En 1974, para corregir el déficit fiscal, López Michelsen decretó emergencia económica. La inflación subió, se eliminaron subsidios y se incrementaron las tarifas de servicios públicos. Buena parte de las mayorías que lo habían elegido estaban decepcionadas e inconformes con esas medidas. El periodo presidencial que el mismo López había bautizado “el mandato claro” empezó a llamarse popularmente “el mandato caro”.

Durante una marcha de sectores sindicales, en mayo de 1977, la Central Sindical de Trabajadores de Colombia (CSTC), comandada por el sector obrero del Partido Comunista, convocó un gran paro cívico para septiembre. El clima de angustia e inconformidad de muchos sectores de distintas orillas políticas hizo que una propuesta de sindicalistas de filiación comunista, que normalmente solo la habrían acogido ellos mismos, se empezara a cuajar con fuerza. En agosto se anunció la realización de una huelga general, pero el entonces ministro de Trabajo, Rafael Pardo Buelvas, la tachó de subversiva.

A la vez que se fraguaba la logística del Paro, el comité de sindicalistas le pasó la pelota a López Michelsen para evitarlo. Redactaron un pliego con ocho exigencias, que iban desde fijar la jornada laboral en ocho horas hasta quitar el impuesto a las ganancias ocasionales y a las cesantías, y se lo dieron advirtiéndole que de no tomar medidas se vendría una gran movilización. Las medidas no se tomaron.

Por el contrario, la respuesta del Gobierno fue seguir tachando el Paro de subversivo. Con el apoyo de la Fuerza Pública y de los medios de comunicación, se condenó toda la iniciativa de protesta y se exigió respetar la ley y el orden. En agosto se expidió un decreto que imponía arresto entre uno y seis meses a quienes organizaran o participaran de cualquier manifestación popular. A principios de septiembre se prohibieron las concentraciones públicas. El 13 de ese mes se restringió hasta el tránsito de motos “para evitar que se cometan delitos o se rieguen tachuelas”.

El intento de amedrentar a los inconformes surtió el efecto contrario: se enardecieron más. Cuando sonaron los voladores en la víspera del 14 de septiembre, Bogotá era un cóctel de intereses y desacuerdos esperando manifestarse. El Paro lo lideraba un comité conformado por el CSTC, la Confederación de Trabajadores de Colombia (CTC), la Unión de Trabajadores de Colombia (UTC) y la Confederación General del Trabajo (CGT).

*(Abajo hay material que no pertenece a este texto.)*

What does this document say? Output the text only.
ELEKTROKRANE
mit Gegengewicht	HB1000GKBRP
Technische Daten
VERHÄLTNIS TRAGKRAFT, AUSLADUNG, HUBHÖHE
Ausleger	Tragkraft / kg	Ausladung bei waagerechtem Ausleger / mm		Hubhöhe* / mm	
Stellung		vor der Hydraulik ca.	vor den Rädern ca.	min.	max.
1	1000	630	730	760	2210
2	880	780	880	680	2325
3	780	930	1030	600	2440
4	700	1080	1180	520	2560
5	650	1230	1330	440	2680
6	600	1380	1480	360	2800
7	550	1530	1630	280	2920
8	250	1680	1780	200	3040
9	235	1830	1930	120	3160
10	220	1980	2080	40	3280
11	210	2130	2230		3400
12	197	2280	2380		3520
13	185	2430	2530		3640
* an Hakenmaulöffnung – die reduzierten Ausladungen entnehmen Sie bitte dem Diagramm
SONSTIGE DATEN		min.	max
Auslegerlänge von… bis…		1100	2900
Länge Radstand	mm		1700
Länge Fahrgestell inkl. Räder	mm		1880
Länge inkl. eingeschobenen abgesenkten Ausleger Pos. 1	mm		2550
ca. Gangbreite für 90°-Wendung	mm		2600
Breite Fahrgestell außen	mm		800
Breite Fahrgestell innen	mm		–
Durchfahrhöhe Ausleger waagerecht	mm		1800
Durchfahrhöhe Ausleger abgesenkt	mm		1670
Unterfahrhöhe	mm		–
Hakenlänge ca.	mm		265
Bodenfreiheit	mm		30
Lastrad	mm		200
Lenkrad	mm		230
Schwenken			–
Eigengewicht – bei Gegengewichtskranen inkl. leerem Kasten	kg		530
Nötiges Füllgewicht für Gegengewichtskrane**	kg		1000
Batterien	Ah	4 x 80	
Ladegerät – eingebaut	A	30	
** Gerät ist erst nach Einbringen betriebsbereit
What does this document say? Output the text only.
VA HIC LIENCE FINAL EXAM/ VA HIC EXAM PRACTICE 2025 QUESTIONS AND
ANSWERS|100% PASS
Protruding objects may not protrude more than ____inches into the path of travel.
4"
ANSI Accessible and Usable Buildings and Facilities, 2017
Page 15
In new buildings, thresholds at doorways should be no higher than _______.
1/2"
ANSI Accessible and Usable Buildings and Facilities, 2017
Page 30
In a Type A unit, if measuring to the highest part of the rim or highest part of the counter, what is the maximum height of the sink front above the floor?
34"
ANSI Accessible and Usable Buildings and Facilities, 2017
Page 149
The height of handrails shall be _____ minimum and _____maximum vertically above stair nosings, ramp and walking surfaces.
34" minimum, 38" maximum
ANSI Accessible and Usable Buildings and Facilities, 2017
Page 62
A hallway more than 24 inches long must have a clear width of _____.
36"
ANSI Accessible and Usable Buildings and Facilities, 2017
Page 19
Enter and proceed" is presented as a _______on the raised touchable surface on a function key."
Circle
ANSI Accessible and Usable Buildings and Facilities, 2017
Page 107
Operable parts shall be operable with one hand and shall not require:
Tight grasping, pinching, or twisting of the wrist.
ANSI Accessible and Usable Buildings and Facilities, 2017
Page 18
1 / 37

A la convocatoria netamente obrera se sumaron docentes y estudiantes, empleados independientes y amas de casa, milicianos de varias guerrillas y conservadores de la oposición.

El comité que convocó el Paro presentó un pliego de ocho puntos. 1) aumento de los salarios, 2) congelación de los precios de los artículos de primera necesidad y de las tarifas de servicios públicos, 3) suspensión del Estado de Sitio, 4) derogación del Estatuto Docente, 5) que los trabajadores de servicios del Estado puedan disfrutar del derecho de asociación, contratación colectiva y huelga, 6) entrega inmediata a los campesinos de las haciendas afectadas por el INCORA, 7) jornada de 8 horas y salario básico para los trabajadores del transporte y 8) suspensión de los decretos de reorganización del ICSS.

Lo que inicialmente fue concebido como una huelga nacional de trabajadores, que eventualmente podía contar con el apoyo de barrios populares, se convirtió en un estallido de toda la inconformidad del país. La organización se le salió de las manos al comité sindicalista que había orquestado todo. Desde la noche anterior al Paro, algunos barrios populares se preparaban amontonando llantas, consiguiendo botellas de alcohol y alistando mechas. El primer objetivo era paralizar el transporte.

A la madrugada del 14 de septiembre, cientos de personas bloquearon las grandes arterias viales de la capital: la Caracas, la Avenida 68 con Autopista Sur, el tramo de Soacha a Bosa, la Avenida Primero de Mayo. Muchos manifestantes sembraron clavos y vidrios y regaron aceite en las calles. La Revista Alternativa escribió: “los vivas enardecidos y espontáneos del pueblo pauperizado expresaron su rechazo a la explotación del capital; las mujeres, los niños y los adolescentes sentaron su protesta especialmente energúmena contra la miseria creciente; los choferes y taxistas se sumaron a la paralización del transporte. Los comités de barrios organizaron barricadas y brigadas que bloquearon efectivamente el tránsito de buses y de automóviles, garantizando el éxito del paro”.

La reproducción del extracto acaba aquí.